No one really knows for sure what actually causes someone to have asthma. However, many things set off asthma attacks. They are called triggers. Some people have only one or two triggers. Other people have many.
Some triggers are things to which people are often allergic. Common ones are pollen from trees, grass and flowers, and pet dander which is skin flakes from cats, dogs, and other animals. Also, some people are allergic to pests such as dust mites, roaches and rodents.
Dust mites are tiny spiders that you can’t see. They live everywhere; in carpets, bedding, upholstered furniture and stuffed animals to name a few.
Cigarette smoke is another common trigger of asthma attacks. If someone in your home is a smoker you may want to get an air cleaner or purifier. Other triggers have nothing to do with allergies such as cold weather, exercise, or strong emotions like laughing and crying.
Other Common Asthma Triggers Are:
- Food Allergies
- Secondhand Smoke
- Outdoor Air Pollution
- Cleaning products like furniture polish or dusting sprays, bug sprays, etc.
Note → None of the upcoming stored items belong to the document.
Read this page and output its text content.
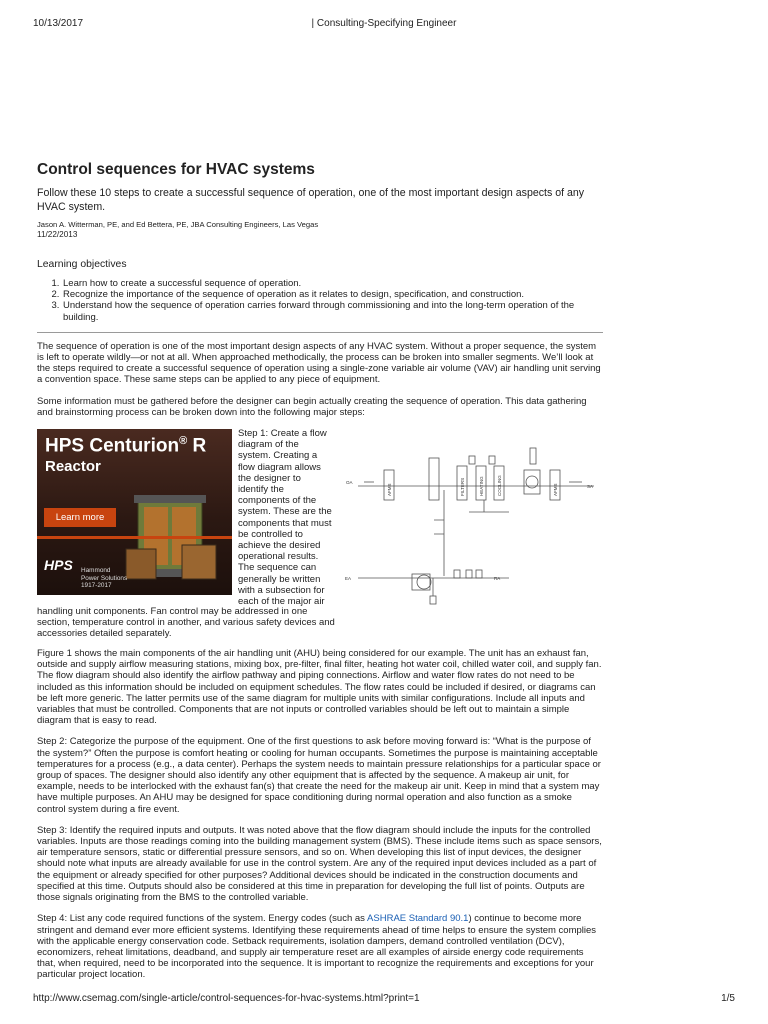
10/13/2017	| Consulting-Specifying Engineer
Control sequences for HVAC systems

Follow these 10 steps to create a successful sequence of operation, one of the most important design aspects of any HVAC system.

Jason A. Witterman, PE, and Ed Bettera, PE, JBA Consulting Engineers, Las Vegas
11/22/2013
Learning objectives
1. Learn how to create a successful sequence of operation.
2. Recognize the importance of the sequence of operation as it relates to design, specification, and construction.
3. Understand how the sequence of operation carries forward through commissioning and into the long-term operation of the building.

The sequence of operation is one of the most important design aspects of any HVAC system. Without a proper sequence, the system is left to operate wildly—or not at all. When approached methodically, the process can be broken into smaller segments. We’ll look at the steps required to create a successful sequence of operation using a single-zone variable air volume (VAV) air handling unit serving a convention space. These same steps can be applied to any piece of equipment.

Some information must be gathered before the designer can begin actually creating the sequence of operation. This data gathering and brainstorming process can be broken down into the following major steps:

HPS Centurion® R
Reactor
Learn more
HPS Hammond
Power Solutions
1917-2017

Step 1: Create a flow diagram of the system. Creating a flow diagram allows the designer to identify the components of the system. These are the components that must be controlled to achieve the desired operational results. The sequence can generally be written with a subsection for each of the major air

OA
SA
EA	RA
AFMS	FILTERS	HEATING	COOLING	AFMS

handling unit components. Fan control may be addressed in one section, temperature control in another, and various safety devices and accessories detailed separately.

Figure 1 shows the main components of the air handling unit (AHU) being considered for our example. The unit has an exhaust fan, outside and supply airflow measuring stations, mixing box, pre-filter, final filter, heating hot water coil, chilled water coil, and supply fan. The flow diagram should also identify the airflow pathway and piping connections. Airflow and water flow rates do not need to be included as this information should be included on equipment schedules. The flow rates could be included if desired, or diagrams can be left more generic. The latter permits use of the same diagram for multiple units with similar configurations. Include all inputs and variables that must be controlled. Components that are not inputs or controlled variables should be left out to maintain a simple diagram that is easy to read.

Step 2: Categorize the purpose of the equipment. One of the first questions to ask before moving forward is: “What is the purpose of the system?” Often the purpose is comfort heating or cooling for human occupants. Sometimes the purpose is maintaining acceptable temperatures for a process (e.g., a data center). Perhaps the system needs to maintain pressure relationships for a particular space or group of spaces. The designer should also identify any other equipment that is affected by the sequence. A makeup air unit, for example, needs to be interlocked with the exhaust fan(s) that create the need for the makeup air unit. Keep in mind that a system may have multiple purposes. An AHU may be designed for space conditioning during normal operation and also function as a smoke control system during a fire event.

Step 3: Identify the required inputs and outputs. It was noted above that the flow diagram should include the inputs for the controlled variables. Inputs are those readings coming into the building management system (BMS). These include items such as space sensors, air temperature sensors, static or differential pressure sensors, and so on. When developing this list of input devices, the designer should note what inputs are already available for use in the control system. Are any of the required input devices included as a part of the equipment or already specified for other purposes? Additional devices should be indicated in the construction documents and specified at this time. Outputs should also be considered at this time in preparation for developing the full list of points. Outputs are those signals originating from the BMS to the controlled variable.

Step 4: List any code required functions of the system. Energy codes (such as ASHRAE Standard 90.1) continue to become more stringent and demand ever more efficient systems. Identifying these requirements ahead of time helps to ensure the system complies with the applicable energy conservation code. Setback requirements, isolation dampers, demand controlled ventilation (DCV), economizers, reheat limitations, deadband, and supply air temperature reset are all examples of airside energy code requirements that, when required, need to be incorporated into the sequence. It is important to recognize the requirements and exceptions for your particular project location.

http://www.csemag.com/single-article/control-sequences-for-hvac-systems.html?print=1	1/5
- Personal care products like hair spray or perfume
- Flu, colds
How Asthma Is Treated
You can control asthma and avoid an asthma attack by taking your medicine as prescribed by your doctor, and avoiding the triggers that can cause an attack. It’s very important that you remove the triggers in your environment to the best of your ability that you know make your asthma worse. For tips and products to help you avoid asthma triggers visit the allergy avoidance guide.
Medicine for asthma is different for each person. It can be inhaled or taken as a pill and comes in two types; quick-relief or rescue medication and long-term control.
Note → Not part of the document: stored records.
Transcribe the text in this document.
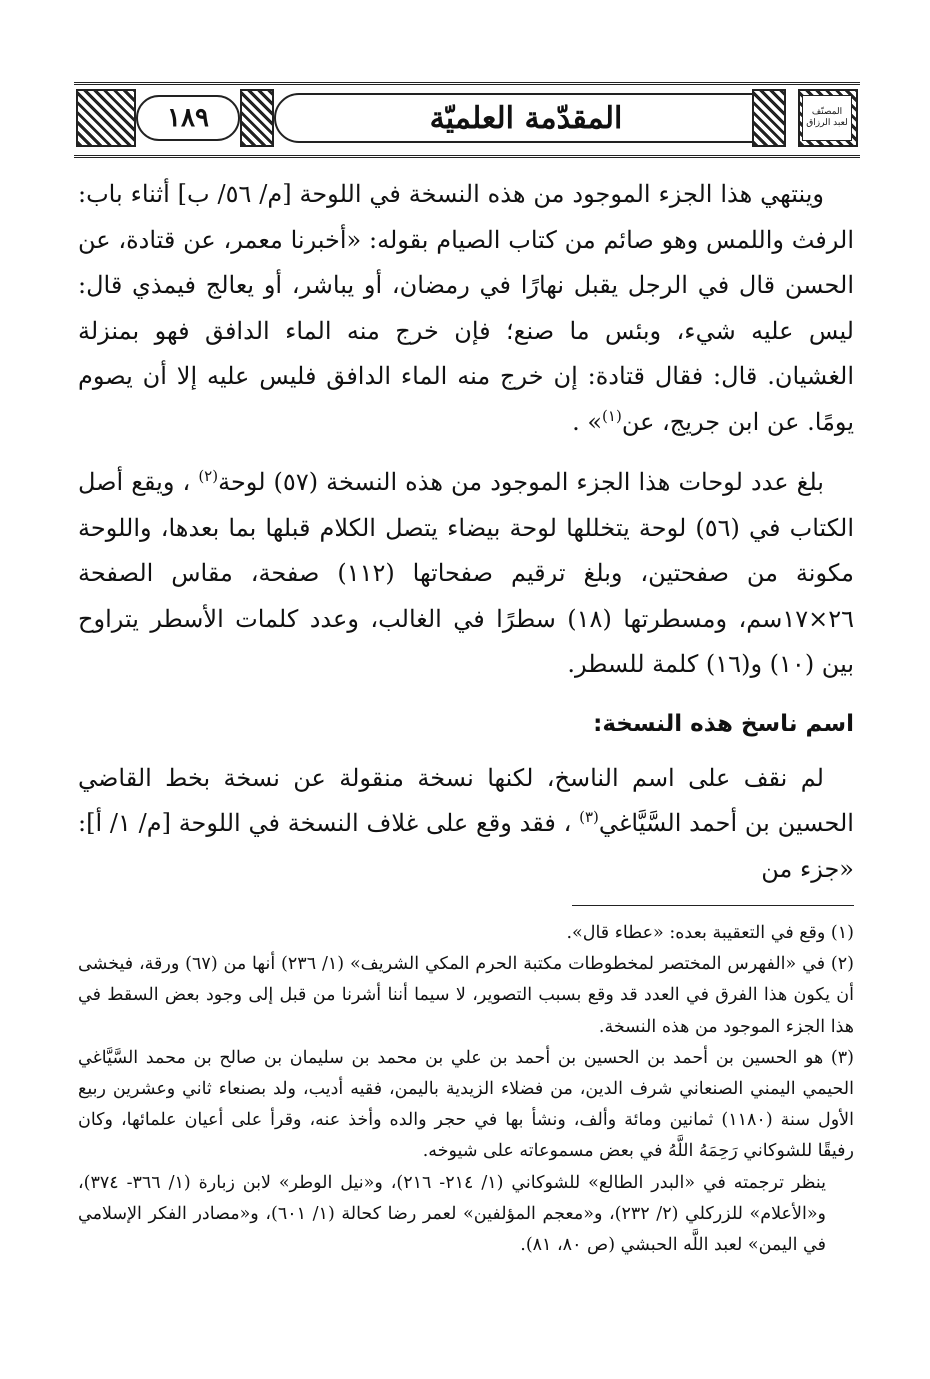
١٨٩	المقدّمة العلميّة	المصنّف
لعبد الرزاق

وينتهي هذا الجزء الموجود من هذه النسخة في اللوحة [م/ ٥٦/ ب] أثناء باب: الرفث واللمس وهو صائم من كتاب الصيام بقوله: «أخبرنا معمر، عن قتادة، عن الحسن قال في الرجل يقبل نهارًا في رمضان، أو يباشر، أو يعالج فيمذي قال: ليس عليه شيء، وبئس ما صنع؛ فإن خرج منه الماء الدافق فهو بمنزلة الغشيان. قال: فقال قتادة: إن خرج منه الماء الدافق فليس عليه إلا أن يصوم يومًا. عن ابن جريج، عن$^{(١)}$» .

بلغ عدد لوحات هذا الجزء الموجود من هذه النسخة (٥٧) لوحة$^{(٢)}$ ، ويقع أصل الكتاب في (٥٦) لوحة يتخللها لوحة بيضاء يتصل الكلام قبلها بما بعدها، واللوحة مكونة من صفحتين، وبلغ ترقيم صفحاتها (١١٢) صفحة، مقاس الصفحة ٢٦×١٧سم، ومسطرتها (١٨) سطرًا في الغالب، وعدد كلمات الأسطر يتراوح بين (١٠) و(١٦) كلمة للسطر.

اسم ناسخ هذه النسخة:

لم نقف على اسم الناسخ، لكنها نسخة منقولة عن نسخة بخط القاضي الحسين بن أحمد السَّيَّاغي$^{(٣)}$ ، فقد وقع على غلاف النسخة في اللوحة [م/ ١/ أ]: «جزء من

(١) وقع في التعقيبة بعده: «عطاء قال».

(٢) في «الفهرس المختصر لمخطوطات مكتبة الحرم المكي الشريف» (١/ ٢٣٦) أنها من (٦٧) ورقة، فيخشى أن يكون هذا الفرق في العدد قد وقع بسبب التصوير، لا سيما أننا أشرنا من قبل إلى وجود بعض السقط في هذا الجزء الموجود من هذه النسخة.

(٣) هو الحسين بن أحمد بن الحسين بن أحمد بن علي بن محمد بن سليمان بن صالح بن محمد السَّيَّاغي الحيمي اليمني الصنعاني شرف الدين، من فضلاء الزيدية باليمن، فقيه أديب، ولد بصنعاء ثاني وعشرين ربيع الأول سنة (١١٨٠) ثمانين ومائة وألف، ونشأ بها في حجر والده وأخذ عنه، وقرأ على أعيان علمائها، وكان رفيقًا للشوكاني رَحِمَهُ اللَّهُ في بعض مسموعاته على شيوخه.

ينظر ترجمته في «البدر الطالع» للشوكاني (١/ ٢١٤- ٢١٦)، و«نيل الوطر» لابن زبارة (١/ ٣٦٦- ٣٧٤)، و«الأعلام» للزركلي (٢/ ٢٣٢)، و«معجم المؤلفين» لعمر رضا كحالة (١/ ٦٠١)، و«مصادر الفكر الإسلامي في اليمن» لعبد اللَّه الحبشي (ص ٨٠، ٨١).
Rescue medicines such as certain inhalers relieve the symptoms of an asthma attack. Long-term control medicines make you have fewer and milder attacks by controlling the symptoms on a long term basis. For most asthmatics both types of medicines are needed.
There are a variety of different medications available, so get with your doctor and put together a plan. Don’t forget to ask your doctor about side-effects. Some asthma medicines have more than others.
There are also very effective natural asthma remedies available to help you minimize your use of prescription drugs.
The important thing to remember is that you can control your asthma. With your doctor’s help, make your own asthma management plan so you know what to do based on your own symptoms.
Asthma management is the key to long term success and living a normal, vibrant life. Believe me…you can do it! I’ve had asthma since I was 7 years old. Now I’m 60 and still managing my asthma successfully!